We left the car at an office park near the 87th Street exit and walked along a series of drainage ditches behind nondescript commercial buildings and storage sheds. Many of them looked abandoned or wore “for sale” signs; it was hard to imagine they had much of a future. “It’s kind of mind-blowing how much environmental destruction had to happen [to make way] for these things that lasted maybe 20 years,” Amundson said.
Eventually the paved drainage system gave way to a more natural-looking waterway, with rocks and trees and birds. “It doesn’t really even look like a creek until this point, but by the time you get to the end of the creek it’s remarkable how much water it gathers,” he said. “Even in just this small patch of prairie, you’ll see red-winged blackbirds and other wildlife that you wouldn’t find elsewhere in an urban environment.”
[page]
Farther downstream, we parked by a bridge off Merriam Drive and climbed down a steep bank to an area that looked more like a small river. Amundson said he called this spot “the library” because of its quiet and natural isolation from roads and people. It was here, as we admired the natural watershed, that he expressed a grudging respect for the flood-control innovations and transportation measures of the past century.
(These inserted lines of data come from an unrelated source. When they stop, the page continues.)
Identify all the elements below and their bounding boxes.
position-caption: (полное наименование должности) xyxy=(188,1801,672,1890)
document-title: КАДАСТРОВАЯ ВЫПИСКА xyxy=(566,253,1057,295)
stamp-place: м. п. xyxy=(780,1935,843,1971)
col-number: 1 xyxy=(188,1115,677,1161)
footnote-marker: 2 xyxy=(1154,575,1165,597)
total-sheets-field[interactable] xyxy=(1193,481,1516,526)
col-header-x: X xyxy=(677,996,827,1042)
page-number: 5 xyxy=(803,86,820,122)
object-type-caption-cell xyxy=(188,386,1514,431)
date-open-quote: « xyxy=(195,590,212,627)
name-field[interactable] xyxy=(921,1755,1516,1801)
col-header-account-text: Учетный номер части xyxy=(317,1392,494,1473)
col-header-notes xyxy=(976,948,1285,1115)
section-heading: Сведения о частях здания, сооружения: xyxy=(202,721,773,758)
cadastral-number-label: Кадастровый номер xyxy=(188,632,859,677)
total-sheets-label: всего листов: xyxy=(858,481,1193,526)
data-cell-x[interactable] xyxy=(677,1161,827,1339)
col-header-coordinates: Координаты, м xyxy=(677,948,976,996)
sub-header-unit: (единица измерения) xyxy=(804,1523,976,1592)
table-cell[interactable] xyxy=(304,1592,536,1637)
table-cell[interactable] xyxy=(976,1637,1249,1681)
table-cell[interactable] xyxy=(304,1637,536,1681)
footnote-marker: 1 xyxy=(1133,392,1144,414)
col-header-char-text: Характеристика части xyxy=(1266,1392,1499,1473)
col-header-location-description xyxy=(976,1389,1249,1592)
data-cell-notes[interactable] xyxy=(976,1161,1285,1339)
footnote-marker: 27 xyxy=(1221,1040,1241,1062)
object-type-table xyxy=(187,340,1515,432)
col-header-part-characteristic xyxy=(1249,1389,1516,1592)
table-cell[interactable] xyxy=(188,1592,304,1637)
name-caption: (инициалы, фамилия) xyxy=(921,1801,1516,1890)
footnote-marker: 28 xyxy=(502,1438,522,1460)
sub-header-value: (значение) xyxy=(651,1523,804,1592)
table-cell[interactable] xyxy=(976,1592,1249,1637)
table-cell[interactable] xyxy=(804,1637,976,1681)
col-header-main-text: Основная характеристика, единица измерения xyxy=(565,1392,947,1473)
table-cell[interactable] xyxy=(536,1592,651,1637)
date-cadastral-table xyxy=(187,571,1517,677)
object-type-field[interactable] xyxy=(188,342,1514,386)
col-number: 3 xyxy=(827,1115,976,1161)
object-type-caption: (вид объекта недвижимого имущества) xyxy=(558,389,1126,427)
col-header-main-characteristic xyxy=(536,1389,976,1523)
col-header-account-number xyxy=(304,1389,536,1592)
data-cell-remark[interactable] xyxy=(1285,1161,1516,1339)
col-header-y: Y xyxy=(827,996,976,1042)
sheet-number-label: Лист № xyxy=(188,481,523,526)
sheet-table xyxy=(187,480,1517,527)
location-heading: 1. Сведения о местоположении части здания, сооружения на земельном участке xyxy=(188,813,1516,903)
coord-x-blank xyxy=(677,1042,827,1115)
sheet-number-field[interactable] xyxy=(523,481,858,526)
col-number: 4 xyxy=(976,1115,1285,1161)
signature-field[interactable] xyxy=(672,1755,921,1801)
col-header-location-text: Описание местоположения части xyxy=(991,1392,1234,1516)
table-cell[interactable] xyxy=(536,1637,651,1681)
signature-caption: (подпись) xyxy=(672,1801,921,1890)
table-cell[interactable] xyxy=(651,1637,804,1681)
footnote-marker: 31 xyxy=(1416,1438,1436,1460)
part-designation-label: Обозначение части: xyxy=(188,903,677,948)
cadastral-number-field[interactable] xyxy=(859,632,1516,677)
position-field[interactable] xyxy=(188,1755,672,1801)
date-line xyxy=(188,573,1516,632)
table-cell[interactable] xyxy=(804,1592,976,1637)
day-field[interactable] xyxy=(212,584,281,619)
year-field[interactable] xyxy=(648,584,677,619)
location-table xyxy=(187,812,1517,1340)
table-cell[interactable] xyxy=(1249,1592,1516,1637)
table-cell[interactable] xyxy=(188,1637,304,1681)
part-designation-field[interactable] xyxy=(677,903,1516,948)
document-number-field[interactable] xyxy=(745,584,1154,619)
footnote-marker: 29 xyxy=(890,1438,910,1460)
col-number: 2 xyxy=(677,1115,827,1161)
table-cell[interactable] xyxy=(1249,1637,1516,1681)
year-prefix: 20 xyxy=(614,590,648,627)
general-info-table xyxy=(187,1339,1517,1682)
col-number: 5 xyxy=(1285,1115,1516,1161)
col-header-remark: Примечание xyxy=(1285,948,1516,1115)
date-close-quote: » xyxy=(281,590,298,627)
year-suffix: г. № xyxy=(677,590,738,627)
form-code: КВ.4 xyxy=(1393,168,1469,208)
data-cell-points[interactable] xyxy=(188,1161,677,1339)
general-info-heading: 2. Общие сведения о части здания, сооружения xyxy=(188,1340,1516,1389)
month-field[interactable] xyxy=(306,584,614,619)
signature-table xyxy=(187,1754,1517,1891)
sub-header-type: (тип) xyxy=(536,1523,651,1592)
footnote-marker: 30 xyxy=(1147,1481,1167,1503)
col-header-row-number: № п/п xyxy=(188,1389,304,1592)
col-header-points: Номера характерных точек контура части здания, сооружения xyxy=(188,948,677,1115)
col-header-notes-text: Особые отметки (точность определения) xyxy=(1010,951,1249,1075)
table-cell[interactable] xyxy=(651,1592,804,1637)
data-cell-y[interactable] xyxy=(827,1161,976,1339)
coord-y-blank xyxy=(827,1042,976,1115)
“This study has kind of driven me out of the simplistic, Marxist view of capitalism and really made me face some of the hard truths of why it was so necessary to build these roads, and how beneficial an infrastructure can be to mankind,” Amundson said. “But it’s hard when you’re in these places. I don’t care who you are or how cynical, there’s something about seeing even a small waterfall that causes you to feel something that’s in the romantic realm.”
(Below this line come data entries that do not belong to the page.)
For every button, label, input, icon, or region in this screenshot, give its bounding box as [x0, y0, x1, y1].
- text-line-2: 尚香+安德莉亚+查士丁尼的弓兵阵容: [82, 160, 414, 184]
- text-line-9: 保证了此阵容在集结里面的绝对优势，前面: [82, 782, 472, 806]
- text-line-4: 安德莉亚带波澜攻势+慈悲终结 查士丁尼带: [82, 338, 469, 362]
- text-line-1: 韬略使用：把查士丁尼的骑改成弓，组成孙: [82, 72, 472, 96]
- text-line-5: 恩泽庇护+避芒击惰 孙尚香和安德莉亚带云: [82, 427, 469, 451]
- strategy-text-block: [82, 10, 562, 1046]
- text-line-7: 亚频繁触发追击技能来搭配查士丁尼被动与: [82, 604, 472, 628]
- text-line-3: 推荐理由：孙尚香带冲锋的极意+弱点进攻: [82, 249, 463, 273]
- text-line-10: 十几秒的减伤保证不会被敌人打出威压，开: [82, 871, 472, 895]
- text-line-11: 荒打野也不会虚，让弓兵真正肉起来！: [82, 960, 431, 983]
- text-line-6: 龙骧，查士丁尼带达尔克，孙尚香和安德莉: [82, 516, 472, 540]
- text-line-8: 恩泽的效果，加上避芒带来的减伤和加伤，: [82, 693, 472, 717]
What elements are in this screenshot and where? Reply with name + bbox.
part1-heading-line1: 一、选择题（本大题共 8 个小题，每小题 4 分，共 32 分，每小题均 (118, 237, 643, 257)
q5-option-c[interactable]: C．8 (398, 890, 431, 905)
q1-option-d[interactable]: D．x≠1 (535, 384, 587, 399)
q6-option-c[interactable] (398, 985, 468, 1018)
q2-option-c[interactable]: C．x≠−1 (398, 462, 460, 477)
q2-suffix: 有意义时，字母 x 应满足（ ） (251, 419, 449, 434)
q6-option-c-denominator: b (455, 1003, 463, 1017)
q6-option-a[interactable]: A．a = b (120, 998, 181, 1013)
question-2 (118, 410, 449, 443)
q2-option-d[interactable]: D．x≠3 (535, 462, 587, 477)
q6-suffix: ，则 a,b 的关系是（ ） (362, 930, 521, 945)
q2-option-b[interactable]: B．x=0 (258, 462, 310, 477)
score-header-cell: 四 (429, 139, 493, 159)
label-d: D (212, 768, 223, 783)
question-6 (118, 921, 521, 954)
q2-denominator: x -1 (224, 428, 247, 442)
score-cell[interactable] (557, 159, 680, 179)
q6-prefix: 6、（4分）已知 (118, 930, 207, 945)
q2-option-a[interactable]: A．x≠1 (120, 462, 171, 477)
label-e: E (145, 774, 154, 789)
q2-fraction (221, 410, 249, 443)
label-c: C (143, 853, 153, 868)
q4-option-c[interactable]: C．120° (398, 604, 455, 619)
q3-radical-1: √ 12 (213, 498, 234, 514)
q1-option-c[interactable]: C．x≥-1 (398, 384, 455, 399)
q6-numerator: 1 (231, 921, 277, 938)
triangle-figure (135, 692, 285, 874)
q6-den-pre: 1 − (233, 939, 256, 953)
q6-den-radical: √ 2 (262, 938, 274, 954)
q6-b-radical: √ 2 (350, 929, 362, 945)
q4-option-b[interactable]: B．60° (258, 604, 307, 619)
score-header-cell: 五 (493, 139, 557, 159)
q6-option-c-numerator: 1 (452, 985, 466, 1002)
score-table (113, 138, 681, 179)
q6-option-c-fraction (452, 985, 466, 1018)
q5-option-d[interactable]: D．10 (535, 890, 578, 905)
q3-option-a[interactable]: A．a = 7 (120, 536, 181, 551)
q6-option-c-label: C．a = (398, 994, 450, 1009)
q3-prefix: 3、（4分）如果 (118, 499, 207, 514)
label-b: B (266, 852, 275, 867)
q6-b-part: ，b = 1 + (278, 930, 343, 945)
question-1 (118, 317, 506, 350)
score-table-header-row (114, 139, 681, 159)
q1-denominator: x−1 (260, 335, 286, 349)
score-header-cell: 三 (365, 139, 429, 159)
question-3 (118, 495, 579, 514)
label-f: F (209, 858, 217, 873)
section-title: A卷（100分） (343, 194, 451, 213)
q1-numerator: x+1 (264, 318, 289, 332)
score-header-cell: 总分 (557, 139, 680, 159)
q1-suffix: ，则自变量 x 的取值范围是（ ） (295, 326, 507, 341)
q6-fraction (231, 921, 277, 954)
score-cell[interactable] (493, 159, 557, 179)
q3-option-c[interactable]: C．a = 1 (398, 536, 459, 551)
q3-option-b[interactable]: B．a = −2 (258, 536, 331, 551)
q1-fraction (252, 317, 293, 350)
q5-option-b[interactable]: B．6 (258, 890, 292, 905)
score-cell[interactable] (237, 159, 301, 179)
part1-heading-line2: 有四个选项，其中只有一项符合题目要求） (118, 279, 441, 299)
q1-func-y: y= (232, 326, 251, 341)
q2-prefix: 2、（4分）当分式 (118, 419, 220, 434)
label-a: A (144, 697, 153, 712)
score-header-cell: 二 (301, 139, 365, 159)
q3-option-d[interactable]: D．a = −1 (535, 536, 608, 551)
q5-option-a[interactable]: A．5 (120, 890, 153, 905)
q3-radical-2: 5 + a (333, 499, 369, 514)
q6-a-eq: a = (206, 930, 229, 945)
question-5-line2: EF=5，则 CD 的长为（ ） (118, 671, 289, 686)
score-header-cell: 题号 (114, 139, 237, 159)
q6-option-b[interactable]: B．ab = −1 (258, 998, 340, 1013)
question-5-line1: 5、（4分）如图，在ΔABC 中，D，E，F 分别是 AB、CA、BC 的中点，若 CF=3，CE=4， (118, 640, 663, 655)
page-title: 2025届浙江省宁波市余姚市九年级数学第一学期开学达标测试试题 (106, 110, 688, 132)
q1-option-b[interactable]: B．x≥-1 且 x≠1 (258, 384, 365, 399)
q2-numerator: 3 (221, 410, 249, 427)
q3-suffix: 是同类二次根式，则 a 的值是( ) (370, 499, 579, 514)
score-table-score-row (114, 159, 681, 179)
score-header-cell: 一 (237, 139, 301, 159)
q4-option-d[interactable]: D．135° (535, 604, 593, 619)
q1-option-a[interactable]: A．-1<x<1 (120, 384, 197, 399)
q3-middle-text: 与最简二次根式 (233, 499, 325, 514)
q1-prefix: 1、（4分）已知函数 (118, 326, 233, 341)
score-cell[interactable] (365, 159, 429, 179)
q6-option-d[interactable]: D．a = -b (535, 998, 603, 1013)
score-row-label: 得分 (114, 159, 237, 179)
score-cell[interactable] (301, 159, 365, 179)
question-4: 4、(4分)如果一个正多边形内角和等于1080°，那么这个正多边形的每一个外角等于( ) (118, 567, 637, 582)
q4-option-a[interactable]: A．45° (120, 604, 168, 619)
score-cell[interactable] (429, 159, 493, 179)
In 2013, Amundson founded the Turkey Creek Institute for Phenomenal Awareness, an umbrella organization for his photography, research, art and educational projects about the creek’s presence in the city. (He plans to exhibit some of these efforts in April at the Front/Space gallery, in the Crossroads.) But his immediate aim is modest.
“Right now,” he says, “my goal is just to get people to say its name.”
After a couple hours of driving and walking along the creek, we headed at last for the tunnel, which meant driving over railroad tracks, through tall grass and down roads I wasn’t sure my Saturn could handle. I could see the Rosedale Arch in the distance, completed around the same time as the “world’s largest sewer,” but even that landmark looked a little strange in this context.
We drove until we reached a tree trunk lying across the road. Amundson thought it might have been placed there to deter drivers following the May 29, 2015, disappearance of John Shead. According to a witness, Shead had been driving his pickup on a ramp near the tunnel when it was pulled into the fast-moving waters of the creek. His body was recovered a week later in the Missouri River, near Lexington.
As we approached the tunnel on foot, the same background sounds from “Waterror” began to fill my ears. But the creek’s terminus was more scenic and peaceful than what I had imagined, at least on this sunny afternoon. Even if it’s hard to imagine a public park this close to critical flood-control measures, it was easy to see why Amundson and others believe so passionately about bringing the creek out of obscurity. I thought of a poem by Robert Frost that I’d seen on a plaque at Ravenna Park, the site of a successfully restored creek in Seattle. I pulled it up on my phone:
How else dispose of an immortal force
No longer needed? Staunch it at its source
With cinder loads dumped down? The brook was thrown
Deep in a sewer dungeon under stone
In fetid darkness still to live and run —
And all for nothing it had ever done
Except forget to go in fear perhaps.
I started to read a selection out loud to Amundson, but when I looked up I saw that he’d moved ahead and was crouched in some weeds, closely examining something. He’d been hoping to spot a sign of the original waterway, the creek he’d seen on old maps.
“There it is!” he said, and he pointed to a trickle of water that had gathered since the recent rain. “It does this every year.”